As such, it would be best for the government to source as much of its borrowing requirements as possible from within the local sphere. If the amount required to be raised would be too much for the institutional investors to absorb, then the government should consider devising offers for the retail investors. In recent years, the government only issued the 62+ Government Savings Bonds to eligible senior citizens. The finance minister again indicated in Parliament on Monday that further tranches of these bonds would be issued in order to raise the large amounts required during the course of the year.

However, due to the significant amount of debt required by the government in view of the extraordinary conditions of the current pandemic, it may be opportune to structure new offerings to target a wider audience and not remain restricted to the eligible investors in the Government Savings Bonds. Possibly, zero-coupon bonds issued at a steep discount to par value, thereby offering an attractive yield upon maturity, should be considered as such bonds will not place added pressure on the annual debt service requirements of the government.

All Maltese citizens should be encouraged to participate since the future of Malta’s economy depends on the support that can be injected over the coming weeks and months.
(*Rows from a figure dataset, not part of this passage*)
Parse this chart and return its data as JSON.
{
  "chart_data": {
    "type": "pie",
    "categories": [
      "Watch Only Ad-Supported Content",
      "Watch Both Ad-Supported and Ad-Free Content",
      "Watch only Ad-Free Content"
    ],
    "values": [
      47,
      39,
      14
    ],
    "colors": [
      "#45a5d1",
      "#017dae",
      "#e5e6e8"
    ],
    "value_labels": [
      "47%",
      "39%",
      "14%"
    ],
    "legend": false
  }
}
Rizzo, Farrugia & Co. (Stockbrokers) Ltd, ‘Rizzo Farrugia’, is a member of the Malta Stock Exchange and licensed by the Malta Financial Services Authority. This report has been prepared in accordance with legal requirements. It has not been disclosed to the company/s herein mentioned before its publication. It is based on public information only and is published solely for informational purposes and is not to be construed as a solicitation or an offer to buy or sell any securities or related financial instruments. The author and other relevant persons may not trade in the securities to which this report relates (other than executing unsolicited client orders) until such time as the recipients of this report have had a reasonable opportunity to act thereon. Rizzo Farrugia, its directors, the author of this report, other employees or Rizzo Farrugia on behalf of its clients, have holdings in the securities herein mentioned and may at any time make purchases and/or sales in them as principal or agent, and may also have other business relationships with the company/s. Stock markets are volatile and subject to fluctuations which cannot be reasonably foreseen. Past performance is not necessarily indicative of future results. Neither Rizzo Farrugia nor any of its directors or employees accept any liability for any loss or damage arising out of the use of all or any part thereof and no representation or warranty is provided in respect of the reliability of the information contained in this report.